The girl terrible twos are worse than the boy terrible twos


Ding, ding, ding, ding, ding! Round two is underway. Just as Aidan seems to be fully coming out of his difficult stage, Sarah has re-introduced myself and Daddy Chambers to the terrible twos.

Hell hath no fury like a woman scorned and the female version of the terrible twos is a whole different ball game to the male version. Aidan was just wild. He ran everywhere, usually away from me. He climbed everything and never listened. His little sister, however, has suddenly turned into an irrational and emotional mess! Daddy Chambers thinks she’s just a stereotypical woman! I personally think he is being totally contemptuous though!

The weekend just passed was a particularly emotional one for wee Sarah. On Sunday evening she informed Daddy Chambers that she had done a poo and insisted he change her nappy. Fair enough request you might think? Except when her father popped her up on the changing mat to freshen her up there was no poo. The nappy I had only put on her minutes earlier was dry and clean as a whistle. Naturally he informed her of this, pulled her tights back up and attempted to send her on her merry way. Cue meltdown mode. She was adamant she wanted the fantasy feces removed, the tears rolled down her face as she begged her father to ‘take it out’ and no amount of talking could convince her that her nappy was, in fact, clean! I just wish she was as willing when she actually needed her nappy changed, but that’s a whole different story!

Speaking of poo, on Saturday evening when her and Aidan were having their bath before bed time she announced she wanted to sit on the loo and do her business. I’ve heard that girls toilet train a lot earlier than boys so I said what the heck and let her at it. It took a while but she did indeed use the loo and she was naturally delighted with herself.

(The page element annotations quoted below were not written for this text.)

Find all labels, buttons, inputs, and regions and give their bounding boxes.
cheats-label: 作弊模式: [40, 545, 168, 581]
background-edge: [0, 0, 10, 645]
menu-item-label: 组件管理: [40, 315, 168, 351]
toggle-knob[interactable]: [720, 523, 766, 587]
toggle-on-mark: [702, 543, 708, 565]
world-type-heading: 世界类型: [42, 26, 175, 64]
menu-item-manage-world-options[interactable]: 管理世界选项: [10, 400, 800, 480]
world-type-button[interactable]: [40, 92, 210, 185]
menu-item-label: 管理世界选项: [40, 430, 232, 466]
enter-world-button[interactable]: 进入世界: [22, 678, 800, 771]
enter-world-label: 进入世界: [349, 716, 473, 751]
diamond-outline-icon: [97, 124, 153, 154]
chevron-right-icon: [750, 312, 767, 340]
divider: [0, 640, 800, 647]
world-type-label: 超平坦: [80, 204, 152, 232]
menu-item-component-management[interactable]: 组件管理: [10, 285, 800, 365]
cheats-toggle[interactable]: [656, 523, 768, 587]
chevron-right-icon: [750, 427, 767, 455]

Thereafter, she had her bath and, as normal, I took her out, dried her, put on her pajamas and dried her hair in preparation for bedtime. I wandered up the hall and into the kitchen to warm her beaker of milk. As I went back down the hall I found her in the bathroom, stark naked and attempting to climb onto the toilet. “What are you doing Sarah,” I asked. Doing my poos, says she. So first up I explained that there was no need to take off all of her clothes when she wanted to use the toilet. She was not one bit impressed with this so I didn’t dwell on it! I then explained that I very much so doubted that she needed to actually use the loo again because she went only minutes earlier before her bath. It fell on deaf ears! She insisted she was going to wait for her ‘poos’ to come. I wasn’t in the mood for another battle so I let her be. I figured she’d get bored fairly quickly, my reason being that the attention span of a two-year-old wouldn’t be great. That’s the experience I had with her brother anyway.

Oh but she proved me wrong. Oh so wrong. It had been a long day and I was itching to get her into bed so I asked her to get down from the toilet, get dressed and go to leaba. She’s usually pretty good at going to bed but in this instance she was having none of it. She screamed and clawed at me when I tried to take her off the lavatory. I tried to bribe her with the milk but I was wasting my time. In the end I just had to be firm, so I picked her up and wrestled the nappy and pajamas back on to her. The screaming must have worn her out and she was out cold when the milk was gone. I closed the door and ran straight to the fridge for the cold, refreshing bottle of wine!

Returning to Sunday, the boys were on a mission to clear out the garage so I decided to fulfil the stereotype in Daddy Chambers’ head and went shopping. I was told in no uncertain terms that Sarah would be more of a hindrance than a help in the garage so she had to come with me.

I fairness she loves wandering around the shops with me so I didn’t mind. Except the last time she came with me she wasn’t irrational and emotional. In Zara she lost her s*it when I wouldn’t buy an adult scarf she threw her eye on. When she eventually got over the trauma of not being allowed to get the scarf, she spotted the small perfume section over to the right of the cash desk. She doused herself with all the samples before I got to her. She wasn’t really doing any harm but I wanted to get her out of there and she flipped the lid again. I tried my best to reason with her but she was screeching so loud that she couldn’t even hear what I was saying. As she struggled for breath I got the word chocolate in and I was so relieved she heard it. It was my get out of Zara card! I headed for Starbucks just because it was close to the lift down to where my car was parked, she picked out a marshmallow covered with milk chocolate and white chocolate stars. I bundled her up, caught the lift, paid for my parking, strapped her in and vowed to not go shopping with her until she was three! I thought about it again, purely going on how it played out with her brother, and decided I’m probably better off waiting until she’s nearly four!